Su ascenso político fue meteórico. En 1996 se convirtió en el primer ministro más joven de Israel. Desde ese momento, su vida pública quedó definida por una estrategia repetida: sembrar miedo, aprovecharse de la inseguridad del pueblo israelí y culpar siempre a los palestinos de cualquier problema. Netanyahu perfeccionó el arte de utilizar el terrorismo como arma política, manipulando el dolor de las víctimas para justificar colonizaciones ilegales, asfixia económica y campañas militares que la comunidad internacional ha denunciado en múltiples ocasiones como crímenes de guerra.
A lo largo de su carrera, Netanyahu se presentó como el defensor de Israel frente a un mundo hostil, pero en realidad se dedicó a alimentar el conflicto permanente. Bajo su liderazgo, Gaza fue convertido en una cárcel a cielo abierto, Cisjordania en un mapa de carreteras militares y asentamientos, y Jerusalén en un tablero de provocaciones calculadas. No solo destruyó cualquier posibilidad de paz, sino que convirtió el odio y la violencia en los pilares de su mandato.
En el ámbito interno, Netanyahu también dejó huella, aunque no precisamente positiva. Su nombre está ligado a múltiples casos de corrupción, sobornos, regalos de lujo y favores políticos a cambio de poder. Aun así, su capacidad de manipulación mediática y su alianza con sectores ultrarreligiosos y ultraderechistas lo han mantenido en el poder más tiempo del que muchos hubieran imaginado. Ha sabido presentarse como imprescindible para la seguridad de Israel, cuando en realidad su permanencia al frente ha sido garantía de inestabilidad en la región.
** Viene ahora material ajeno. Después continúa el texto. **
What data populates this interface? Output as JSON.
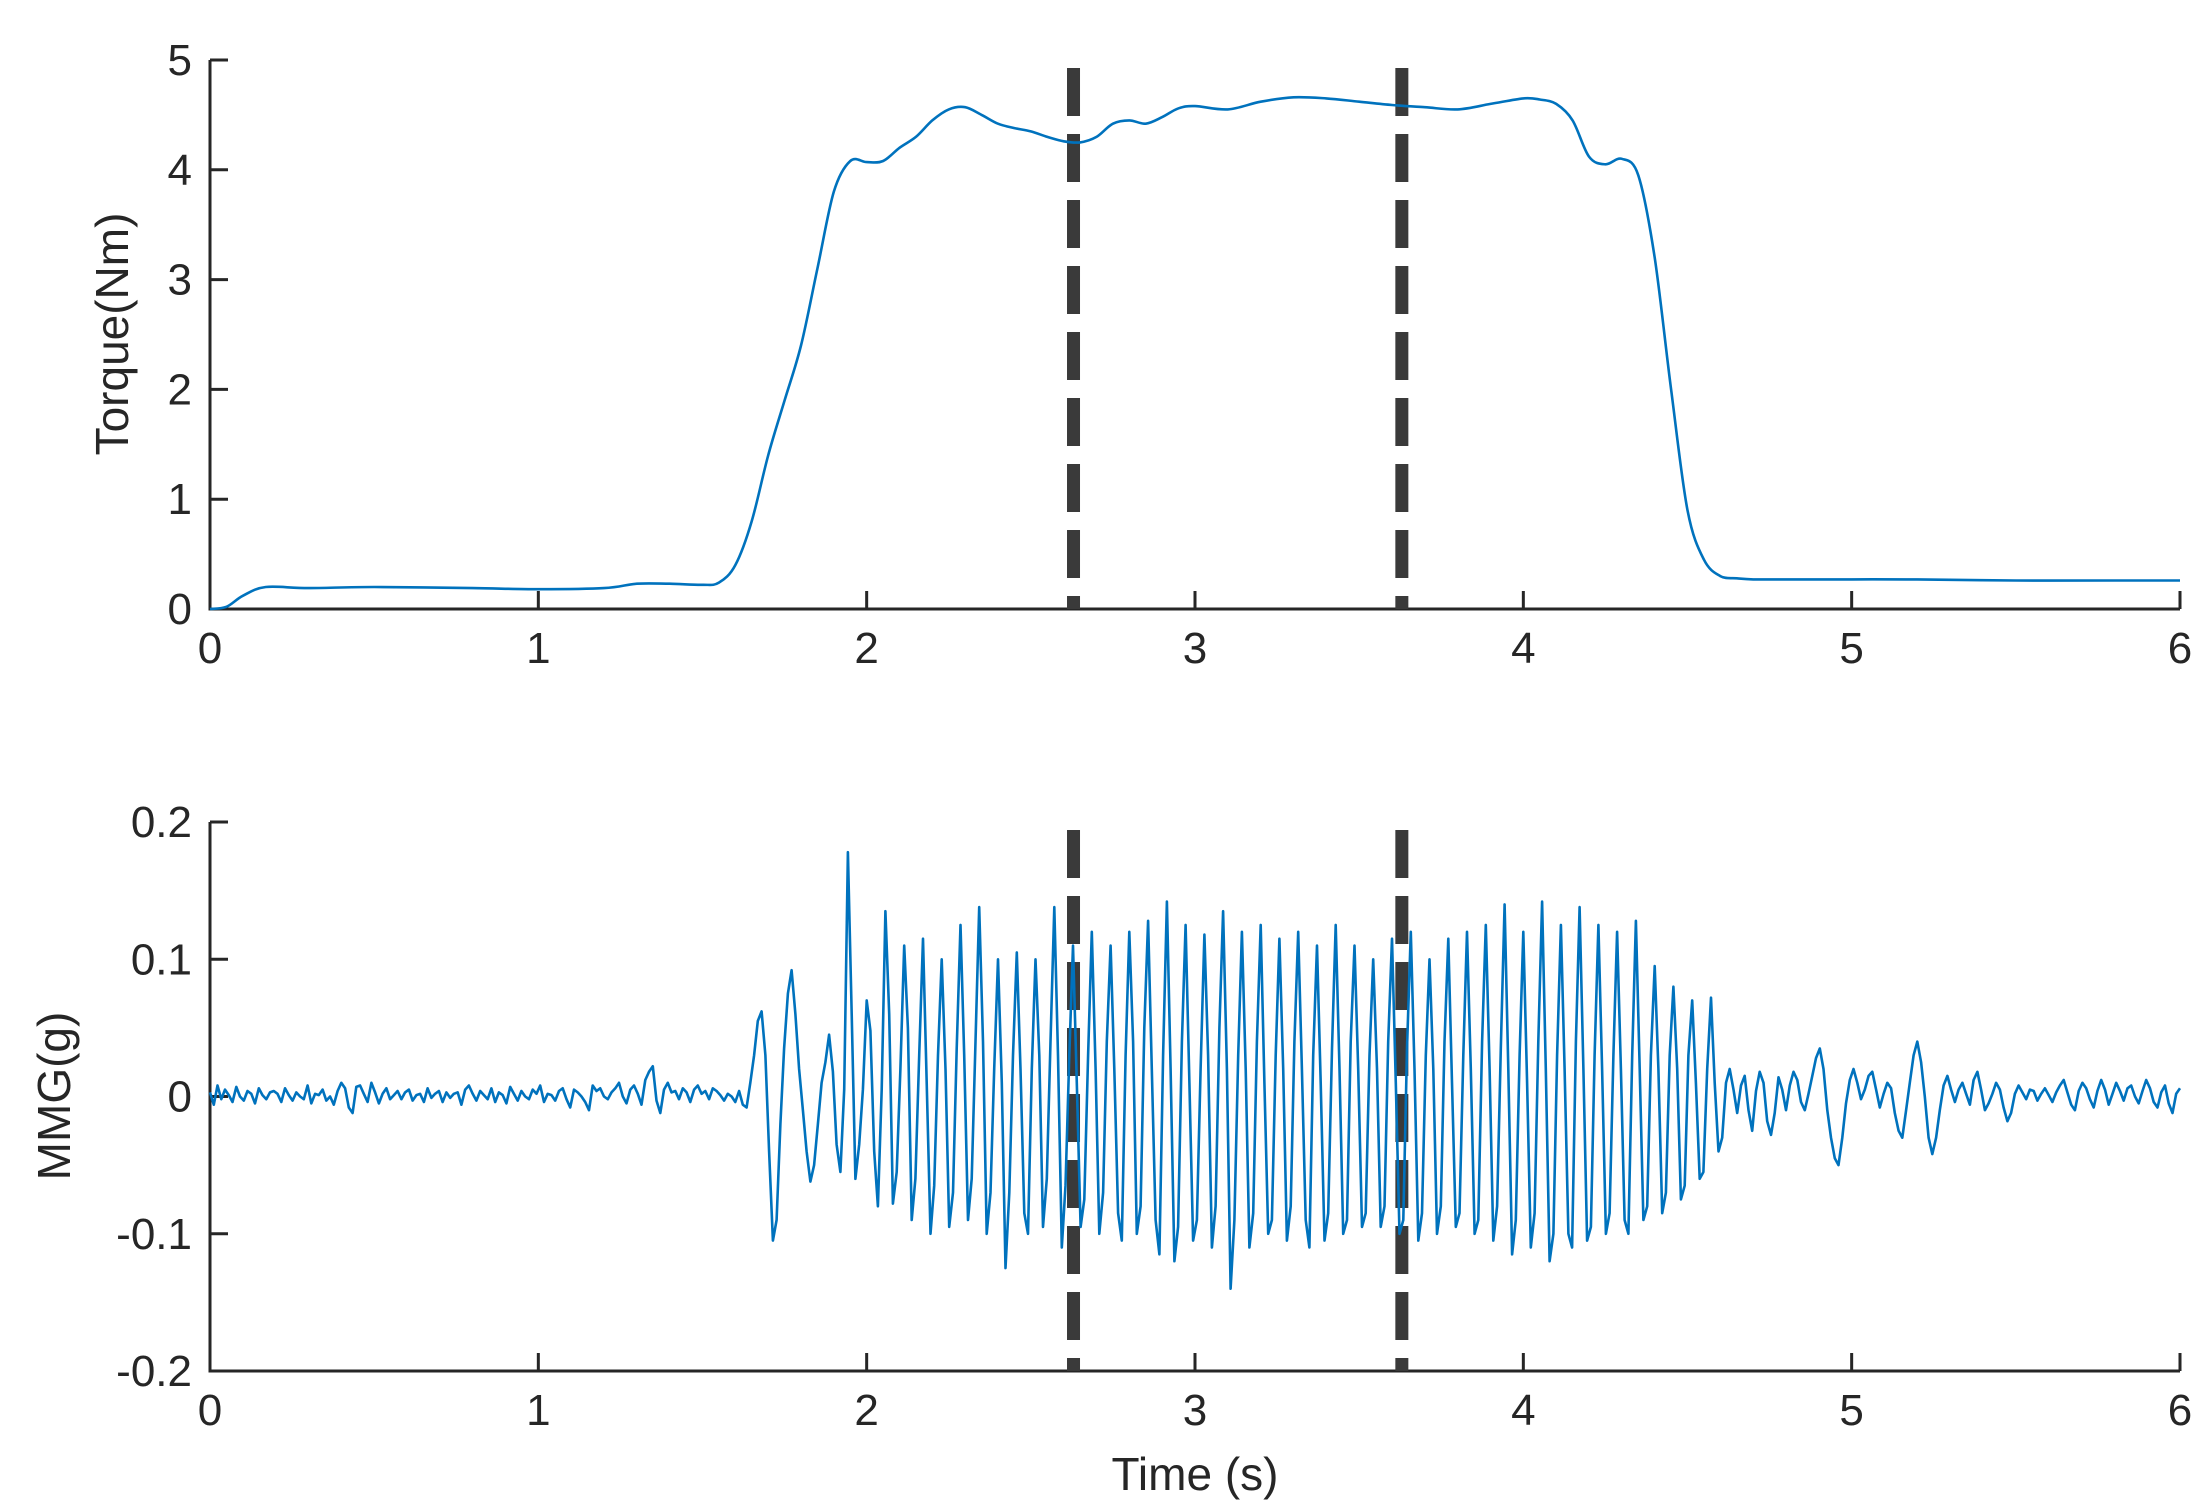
{
  "colors": {
    "series": "#0072BD",
    "marker": "#3a3a3a",
    "axis": "#262626"
  },
  "chart_data": [
    {
      "type": "line",
      "title": "",
      "xlabel": "",
      "ylabel": "Torque(Nm)",
      "xlim": [
        0,
        6
      ],
      "ylim": [
        0,
        5
      ],
      "xticks": [
        "0",
        "1",
        "2",
        "3",
        "4",
        "5",
        "6"
      ],
      "yticks": [
        "0",
        "1",
        "2",
        "3",
        "4",
        "5"
      ],
      "grid": false,
      "vertical_markers": [
        2.63,
        3.63
      ],
      "series": [
        {
          "x": [
            0,
            0.05,
            0.1,
            0.17,
            0.3,
            0.5,
            0.8,
            1.0,
            1.2,
            1.3,
            1.4,
            1.5,
            1.55,
            1.6,
            1.65,
            1.7,
            1.75,
            1.8,
            1.85,
            1.9,
            1.95,
            2.0,
            2.05,
            2.1,
            2.15,
            2.2,
            2.25,
            2.3,
            2.35,
            2.4,
            2.45,
            2.5,
            2.55,
            2.6,
            2.65,
            2.7,
            2.75,
            2.8,
            2.85,
            2.9,
            2.95,
            3.0,
            3.1,
            3.2,
            3.3,
            3.4,
            3.5,
            3.6,
            3.7,
            3.8,
            3.9,
            4.0,
            4.05,
            4.1,
            4.15,
            4.2,
            4.25,
            4.3,
            4.35,
            4.4,
            4.45,
            4.5,
            4.55,
            4.6,
            4.65,
            4.7,
            4.8,
            5.0,
            5.2,
            5.5,
            5.8,
            6.0
          ],
          "values": [
            0,
            0.02,
            0.12,
            0.2,
            0.19,
            0.2,
            0.19,
            0.18,
            0.19,
            0.23,
            0.23,
            0.22,
            0.24,
            0.4,
            0.8,
            1.4,
            1.9,
            2.4,
            3.1,
            3.8,
            4.08,
            4.07,
            4.08,
            4.2,
            4.3,
            4.45,
            4.55,
            4.57,
            4.5,
            4.42,
            4.38,
            4.35,
            4.3,
            4.26,
            4.25,
            4.3,
            4.42,
            4.45,
            4.42,
            4.48,
            4.56,
            4.58,
            4.55,
            4.62,
            4.66,
            4.65,
            4.62,
            4.59,
            4.57,
            4.55,
            4.6,
            4.65,
            4.64,
            4.6,
            4.45,
            4.12,
            4.05,
            4.1,
            3.95,
            3.2,
            2.0,
            0.9,
            0.45,
            0.3,
            0.28,
            0.27,
            0.27,
            0.27,
            0.27,
            0.26,
            0.26,
            0.26
          ]
        }
      ]
    },
    {
      "type": "line",
      "title": "",
      "xlabel": "Time (s)",
      "ylabel": "MMG(g)",
      "xlim": [
        0,
        6
      ],
      "ylim": [
        -0.2,
        0.2
      ],
      "xticks": [
        "0",
        "1",
        "2",
        "3",
        "4",
        "5",
        "6"
      ],
      "yticks": [
        "-0.2",
        "-0.1",
        "0",
        "0.1",
        "0.2"
      ],
      "grid": false,
      "vertical_markers": [
        2.63,
        3.63
      ],
      "series": [
        {
          "sample_rate": "100 points per second",
          "x_range": [
            0,
            6
          ],
          "values": [
            0.003,
            -0.006,
            0.008,
            -0.002,
            0.005,
            0.001,
            -0.004,
            0.007,
            0.0,
            -0.003,
            0.004,
            0.002,
            -0.005,
            0.006,
            0.001,
            -0.002,
            0.003,
            0.004,
            0.002,
            -0.004,
            0.006,
            0.001,
            -0.003,
            0.003,
            0.0,
            -0.002,
            0.008,
            -0.005,
            0.002,
            0.001,
            0.005,
            -0.003,
            0.0,
            -0.006,
            0.004,
            0.01,
            0.006,
            -0.008,
            -0.012,
            0.007,
            0.008,
            0.002,
            -0.004,
            0.01,
            0.003,
            -0.005,
            0.002,
            0.006,
            -0.002,
            0.001,
            0.004,
            -0.002,
            0.003,
            0.005,
            -0.003,
            0.001,
            0.002,
            -0.004,
            0.006,
            -0.001,
            0.002,
            0.004,
            -0.004,
            0.003,
            -0.001,
            0.002,
            0.003,
            -0.006,
            0.005,
            0.008,
            0.002,
            -0.003,
            0.004,
            0.001,
            -0.002,
            0.006,
            -0.004,
            0.003,
            0.001,
            -0.005,
            0.007,
            0.002,
            -0.003,
            0.004,
            0.0,
            -0.002,
            0.005,
            0.002,
            0.008,
            -0.004,
            0.002,
            0.001,
            -0.003,
            0.004,
            0.006,
            -0.002,
            -0.008,
            0.005,
            0.003,
            0.0,
            -0.004,
            -0.01,
            0.008,
            0.004,
            0.006,
            0.0,
            -0.002,
            0.003,
            0.006,
            0.01,
            0.0,
            -0.005,
            0.005,
            0.008,
            0.002,
            -0.006,
            0.012,
            0.018,
            0.022,
            -0.003,
            -0.012,
            0.005,
            0.01,
            0.003,
            0.004,
            -0.002,
            0.006,
            0.003,
            -0.004,
            0.005,
            0.008,
            0.002,
            0.004,
            -0.002,
            0.006,
            0.004,
            0.001,
            -0.003,
            0.002,
            0.0,
            -0.004,
            0.004,
            -0.006,
            -0.008,
            0.01,
            0.03,
            0.055,
            0.062,
            0.03,
            -0.04,
            -0.105,
            -0.09,
            -0.02,
            0.035,
            0.075,
            0.092,
            0.06,
            0.02,
            -0.01,
            -0.04,
            -0.062,
            -0.05,
            -0.02,
            0.01,
            0.025,
            0.045,
            0.018,
            -0.035,
            -0.055,
            0.005,
            0.178,
            0.06,
            -0.06,
            -0.035,
            0.005,
            0.07,
            0.048,
            -0.04,
            -0.08,
            0.005,
            0.135,
            0.06,
            -0.078,
            -0.055,
            0.02,
            0.11,
            0.05,
            -0.09,
            -0.06,
            0.03,
            0.115,
            0.01,
            -0.1,
            -0.065,
            0.03,
            0.1,
            0.02,
            -0.095,
            -0.07,
            0.035,
            0.125,
            0.03,
            -0.09,
            -0.06,
            0.04,
            0.138,
            0.04,
            -0.1,
            -0.07,
            0.02,
            0.1,
            0.01,
            -0.125,
            -0.07,
            0.03,
            0.105,
            0.02,
            -0.085,
            -0.1,
            0.02,
            0.1,
            0.03,
            -0.095,
            -0.06,
            0.04,
            0.138,
            0.03,
            -0.11,
            -0.065,
            0.03,
            0.11,
            0.01,
            -0.095,
            -0.075,
            0.03,
            0.12,
            0.02,
            -0.1,
            -0.07,
            0.04,
            0.11,
            0.02,
            -0.085,
            -0.105,
            0.03,
            0.12,
            0.04,
            -0.1,
            -0.08,
            0.05,
            0.128,
            0.02,
            -0.09,
            -0.115,
            0.03,
            0.142,
            0.02,
            -0.12,
            -0.095,
            0.04,
            0.125,
            0.01,
            -0.105,
            -0.09,
            0.02,
            0.118,
            0.03,
            -0.11,
            -0.08,
            0.05,
            0.135,
            0.02,
            -0.14,
            -0.09,
            0.03,
            0.12,
            0.02,
            -0.11,
            -0.085,
            0.04,
            0.125,
            0.01,
            -0.1,
            -0.09,
            0.03,
            0.115,
            0.02,
            -0.105,
            -0.08,
            0.04,
            0.12,
            0.02,
            -0.09,
            -0.11,
            0.03,
            0.11,
            0.01,
            -0.105,
            -0.085,
            0.035,
            0.125,
            0.02,
            -0.1,
            -0.09,
            0.04,
            0.11,
            0.02,
            -0.095,
            -0.085,
            0.03,
            0.1,
            0.02,
            -0.095,
            -0.08,
            0.04,
            0.115,
            0.01,
            -0.1,
            -0.09,
            0.035,
            0.12,
            0.02,
            -0.105,
            -0.085,
            0.03,
            0.1,
            0.02,
            -0.1,
            -0.08,
            0.04,
            0.115,
            0.01,
            -0.095,
            -0.085,
            0.03,
            0.12,
            0.02,
            -0.1,
            -0.09,
            0.04,
            0.125,
            0.02,
            -0.105,
            -0.08,
            0.035,
            0.14,
            0.02,
            -0.115,
            -0.09,
            0.03,
            0.12,
            0.01,
            -0.11,
            -0.085,
            0.04,
            0.142,
            0.02,
            -0.12,
            -0.1,
            0.03,
            0.125,
            0.02,
            -0.1,
            -0.11,
            0.04,
            0.138,
            0.02,
            -0.105,
            -0.095,
            0.03,
            0.125,
            0.02,
            -0.1,
            -0.085,
            0.03,
            0.12,
            0.02,
            -0.09,
            -0.1,
            0.03,
            0.128,
            0.02,
            -0.09,
            -0.08,
            0.03,
            0.095,
            0.02,
            -0.085,
            -0.07,
            0.03,
            0.08,
            0.02,
            -0.075,
            -0.065,
            0.03,
            0.07,
            0.01,
            -0.06,
            -0.055,
            0.02,
            0.072,
            0.01,
            -0.04,
            -0.03,
            0.01,
            0.02,
            0.005,
            -0.012,
            0.008,
            0.015,
            -0.01,
            -0.025,
            0.004,
            0.018,
            0.01,
            -0.018,
            -0.028,
            -0.012,
            0.014,
            0.005,
            -0.01,
            0.008,
            0.018,
            0.012,
            -0.004,
            -0.01,
            0.002,
            0.015,
            0.028,
            0.035,
            0.02,
            -0.01,
            -0.03,
            -0.045,
            -0.05,
            -0.03,
            -0.005,
            0.012,
            0.02,
            0.01,
            -0.002,
            0.005,
            0.015,
            0.018,
            0.005,
            -0.008,
            0.002,
            0.01,
            0.006,
            -0.012,
            -0.025,
            -0.03,
            -0.01,
            0.01,
            0.03,
            0.04,
            0.025,
            0.0,
            -0.03,
            -0.042,
            -0.03,
            -0.01,
            0.008,
            0.015,
            0.005,
            -0.004,
            0.005,
            0.01,
            0.002,
            -0.006,
            0.012,
            0.018,
            0.005,
            -0.01,
            -0.005,
            0.002,
            0.01,
            0.005,
            -0.008,
            -0.018,
            -0.012,
            0.002,
            0.008,
            0.003,
            -0.002,
            0.005,
            0.004,
            -0.003,
            0.002,
            0.006,
            0.001,
            -0.004,
            0.003,
            0.008,
            0.012,
            0.003,
            -0.006,
            -0.01,
            0.004,
            0.01,
            0.006,
            -0.002,
            -0.008,
            0.004,
            0.012,
            0.005,
            -0.006,
            0.002,
            0.01,
            0.004,
            -0.003,
            0.006,
            0.008,
            0.0,
            -0.005,
            0.004,
            0.012,
            0.006,
            -0.004,
            -0.008,
            0.003,
            0.008,
            -0.005,
            -0.012,
            0.002,
            0.006
          ]
        }
      ]
    }
  ]
}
Su vida, plagada de escándalos, se resume en una constante: el uso del poder para su propio beneficio, sin importar el costo humano. Bajo Netanyahu, miles de palestinos han muerto, cientos de miles han perdido sus hogares y millones viven bajo el trauma de la ocupación y los bombardeos. La historia lo recordará, no como un líder visionario, sino como un político sin escrúpulos que convirtió el dolor en su herramienta de campaña y que jamás dudó en sacrificar vidas humanas para mantenerse en la cima.
Hoy, a sus más de siete décadas de vida, Netanyahu continúa aferrado al poder, blindado por la extrema derecha israelí y sostenido por un aparato mediático que lo presenta como indispensable. Pero su legado, marcado por la corrupción y el genocidio, lo persigue. Muchos ya lo consideran el rostro más visible de un Israel que ha perdido toda credibilidad moral en el mundo.
En definitiva, la vida de Benjamin Netanyahu no es la historia de un líder, sino la de un oportunista que supo transformar el miedo en votos, la violencia en estrategia y la mentira en política de Estado. Su nombre quedará grabado en la historia, pero no como héroe, sino como símbolo de un tiempo oscuro en el que la humanidad fue sacrificada en el altar de su ambición personal.